From an August-September survey of 512 US companies, government agencies, and others, Optaros reported that 87 percent were using open source software. Dave Gynn, application infrastructure practice lead at Optaros, said all companies and agencies are likely using open source software in reality. "There's still a gap of many people who don't realize they're using open source," Gynn said.
He explained that in a similar survey a year and a half ago, almost all companies large and small said they were not using open source, but when told that "open source" included Linux, Apache, MySQL, and other popular open source software, the responses turned to, "Oh, yeah yeah yeah."
IDC vice president Dan Kusnetzky, whose research shows Linux server revenue is growing at three times the rate of Windows servers, agreed open source awareness and use is up. "The overall sense is that the use of Linux, and more broadly open source, has moved from the early-adopter stage to early mainstream," he said.
Kusnetzky added that open source is moving beyond basic infrastructure to more critical uses, including databases and application servers and software.
Illuminata senior analyst Gordon Haff called it a "pretty low hurdle to cross" if organizations are asked if they use open source, which is extremely widespread among corporations and agencies today. "I would question the CIO who wasn't reasonably familiar with open source or didn't have some idea about his organization's use of it," he said.
Gynn said the bulk of open source use -- primarily Linux, Apache, open source Web browsers, JBoss, and Nagios -- is coming from workgroups, as opposed to organization-wide use. "Anywhere it's not a corporate decision and it is a workgroup decision, then you see the greater adoption because no one had to approve it," he said.

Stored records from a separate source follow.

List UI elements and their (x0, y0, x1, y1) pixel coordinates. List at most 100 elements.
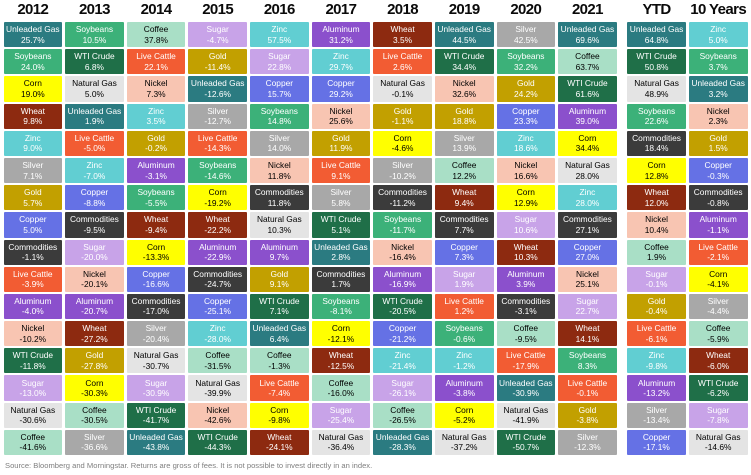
return-cell: Soybeans 14.8% (250, 103, 309, 129)
commodity-name: Live Cattle (136, 51, 176, 62)
commodity-name: Corn (85, 377, 104, 388)
return-cell: Zinc 5.0% (688, 22, 748, 48)
return-value: 7.3% (454, 252, 474, 263)
commodity-name: WTI Crude (320, 214, 362, 225)
return-value: -20.5% (389, 306, 416, 317)
column-header: 2018 (387, 1, 419, 18)
return-value: 25.1% (575, 279, 600, 290)
return-value: 7.7% (454, 224, 474, 235)
return-cell: Aluminum -22.9% (188, 239, 247, 265)
return-cell: Gold -1.1% (373, 103, 432, 129)
return-cell: Sugar -25.4% (311, 402, 371, 428)
return-cell: Silver -12.7% (188, 103, 247, 129)
year-column: 2013 Soybeans 10.5% WTI Crude 6.8% Natural Ga… (65, 0, 124, 456)
commodity-name: Silver (392, 160, 414, 171)
commodity-name: Sugar (391, 377, 414, 388)
return-cell: Nickel -20.1% (65, 266, 124, 292)
return-value: 18.6% (513, 143, 538, 154)
commodity-name: Coffee (267, 350, 292, 361)
return-cell: Commodities -1.1% (3, 239, 63, 265)
return-cell: Live Cattle 22.1% (126, 49, 186, 75)
commodity-name: Silver (576, 431, 598, 442)
return-value: 13.9% (452, 143, 477, 154)
return-cell: Zinc -7.0% (65, 157, 124, 184)
return-value: 48.9% (644, 88, 669, 99)
return-value: -43.8% (142, 442, 170, 453)
return-cell: Soybeans 10.5% (65, 22, 124, 48)
return-value: 7.1% (23, 170, 43, 181)
commodity-name: Silver (330, 187, 352, 198)
return-cell: Gold 9.1% (250, 266, 309, 292)
return-value: -42.6% (204, 415, 231, 426)
commodity-name: Copper (265, 78, 294, 89)
return-value: -10.2% (19, 333, 47, 344)
return-value: -3.1% (145, 170, 167, 181)
commodity-name: Zinc (271, 24, 288, 35)
commodity-name: Silver (207, 105, 229, 116)
return-value: 12.9% (513, 197, 538, 208)
commodity-name: Nickel (514, 160, 538, 171)
commodity-name: Corn (578, 132, 597, 143)
return-value: -16.4% (389, 252, 416, 263)
commodity-name: Unleaded Gas (629, 24, 684, 35)
return-value: -1.2% (453, 360, 476, 371)
return-value: -16.0% (327, 388, 355, 399)
return-cell: Corn 19.0% (3, 76, 63, 102)
return-value: -4.1% (707, 279, 730, 290)
column-cells: Unleaded Gas 44.5% WTI Crude 34.4% Nickel 32.… (434, 20, 494, 456)
return-value: 23.3% (513, 116, 538, 127)
return-cell: Copper 5.0% (3, 212, 63, 238)
column-header: 2017 (325, 1, 357, 18)
commodity-name: Commodities (316, 268, 366, 279)
commodity-name: Coffee (575, 51, 600, 62)
commodity-name: Corn (647, 160, 666, 171)
return-cell: Silver -12.3% (558, 429, 617, 455)
commodity-name: Zinc (710, 24, 727, 35)
return-cell: Silver -10.2% (373, 157, 432, 184)
commodity-name: Coffee (705, 323, 731, 334)
return-cell: Aluminum -3.8% (434, 375, 494, 401)
return-value: 27.1% (575, 224, 600, 235)
commodity-name: Aluminum (568, 105, 607, 116)
commodity-name: Gold (85, 350, 104, 361)
return-value: 5.7% (23, 197, 43, 208)
return-value: 9.7% (269, 252, 289, 263)
return-value: 32.6% (452, 88, 477, 99)
return-cell: Silver -4.4% (688, 293, 748, 320)
return-cell: WTI Crude 5.1% (311, 212, 371, 238)
return-cell: Coffee 1.9% (627, 239, 686, 265)
returns-grid: 2012 Unleaded Gas 25.7% Soybeans 24.0% Corn 19… (3, 0, 748, 456)
commodity-name: Unleaded Gas (129, 431, 183, 442)
return-cell: Aluminum -3.1% (126, 157, 186, 184)
commodity-name: Zinc (24, 132, 41, 143)
return-cell: Coffee 63.7% (558, 49, 617, 75)
return-cell: Live Cattle -17.9% (496, 348, 556, 374)
commodity-name: Silver (453, 132, 475, 143)
commodity-name: Nickel (329, 105, 353, 116)
return-value: 2.6% (393, 61, 413, 72)
return-cell: Wheat -22.2% (188, 212, 247, 238)
commodity-name: Unleaded Gas (375, 431, 430, 442)
return-cell: Gold -0.4% (627, 293, 686, 320)
return-cell: Copper -21.2% (373, 321, 432, 347)
return-cell: Silver 14.0% (250, 130, 309, 156)
commodity-name: Nickel (706, 105, 730, 116)
commodity-name: Zinc (86, 160, 103, 171)
return-value: -4.4% (707, 306, 730, 317)
return-cell: Copper -8.8% (65, 185, 124, 211)
return-cell: Live Cattle -0.1% (558, 375, 617, 401)
return-value: 14.1% (575, 333, 600, 344)
column-cells: Unleaded Gas 64.8% WTI Crude 50.8% Natural G… (627, 20, 686, 456)
return-value: -2.1% (707, 252, 730, 263)
return-cell: Sugar -13.0% (3, 375, 63, 401)
return-cell: Copper 15.7% (250, 76, 309, 102)
commodity-name: Soybeans (14, 51, 52, 62)
commodity-name: Live Cattle (506, 350, 546, 361)
year-column: 2020 Silver 42.5% Soybeans 32.2% Gold 24.2% Cop… (496, 0, 556, 456)
return-value: -22.2% (204, 224, 231, 235)
commodity-name: Copper (80, 187, 109, 198)
year-column: 10 Years Zinc 5.0% Soybeans 3.7% Unleaded Gas… (688, 0, 748, 456)
commodity-name: Aluminum (14, 295, 52, 306)
commodity-name: Coffee (143, 24, 169, 35)
return-cell: Live Cattle 9.1% (311, 157, 371, 184)
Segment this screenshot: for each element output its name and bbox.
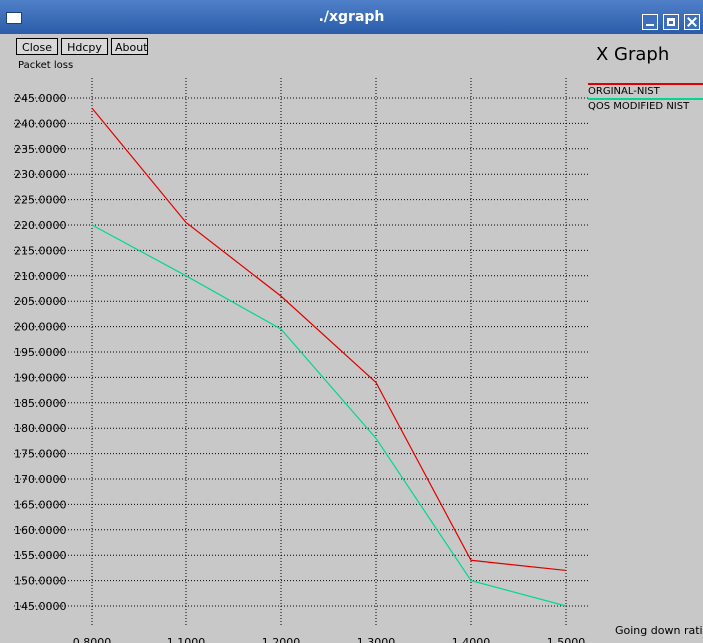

Gynn highlighted the use of open source for content management, with Plone and eZ publish earning favor over Vignette on many departmental servers.
Another area where open source is accelerating is CRM, an application area that won use by 16 percent of surveyed organizations -- are expected to double in the next three years, Optaros said. Gynn said the two main drivers of more open source CRM use were cost savings and easier integration with other applications. He explained that while organizations may be able to reduce costs using SalesForce.com, they did not get the level of control possible with open source. "As people want to get control back, they still want to keep costs down," he said. "Open source allows you to get both."
In terms of costs savings through open source, Optaros reported that organizations with annual revenue of more than $1 billion saved an average $3.3 million in 2004 from open source. Medium-sized companies with revenues between $50 million and $1 billion saved an average $1.1 million, while companies making less than $50 million saved about $500,000.
Gynn attributed the cost savings to the flexibility afforded by open source solutions, which are generally not governed by company-wide licensing terms or support contracts. "I think part of the cost savings is being able to pay for what you want support for. You can kind of choose how you want to support. That's a big area [of savings]. We're seeing a switch to open source not to save money, but to take the money you saved and make the application meet your needs. You can customize it to fit, rather than customizing your business to fit the money you've spent on the software."
IDC's Kusntezky, who pointed out that only 30 percent of IT costs are the actual hardware and software, said the cost savings from open source solutions often depend on the ease with which they can be dropped into an organization's infrastructure without additional support or training required. "The real costs center directly on staff," he said. "Those are the big costs in a computing solution."
Indicating that organizations with Unix expertise tend to be better positioned to derive savings from open source, Kusnetzky said that many companies still struggle with the idea that open source automatically equates to cost savings. "It isn't a panacea," he said.
Haff, who said the lower costs of Linux and open source are a driver of the software's use, highlighted other advantages of non-proprietary, community-produced solutions, such as faster advancement and patches.
"With an active community, these things can happen," he said.
While the Optaros report highlighted open source gains, it also outlined the challenges to further adoption. Gynn said while legal issues were an inhibitor a year and a half ago, those concerns have largely gone away. Gynn said the next big challenge that is being addressed by the likes of SpikeSource and other companies is support for open source solutions.
"Support, I think, is the next one that's going to fall," he said. "Now the support is there and we see success in building support around open source projects. I think 2006 will be the year support gets pushed away [as an issue]."
Haff said while the flexibility of open source can actually usher in support problems, there are more and more ways to avoid the issues. "There's a lot of companies who have capabilities to get you around the support issues there are," he said. "With the proper procedures and the proper support contracts, I don't see inherent issues with open source software support."
Gynn stressed that once the issues are addressed, they are solved for good. "No one says, 'This sucks, not paying for compatibility and support.'"
The biggest remaining challenges, then, are identifying and procuring open source software solutions for organizations, Gynn said. He explained that the traditional software purchasing department is not ideal for finding and getting the right open source software solutions. "Companies need to find out how to replace software purchasing departments to enable open source use."
Gynn added it is still difficult for organizations to find the right open source applications out of all of the community projects available. However, he said the process gets easier as companies adjust to the new model.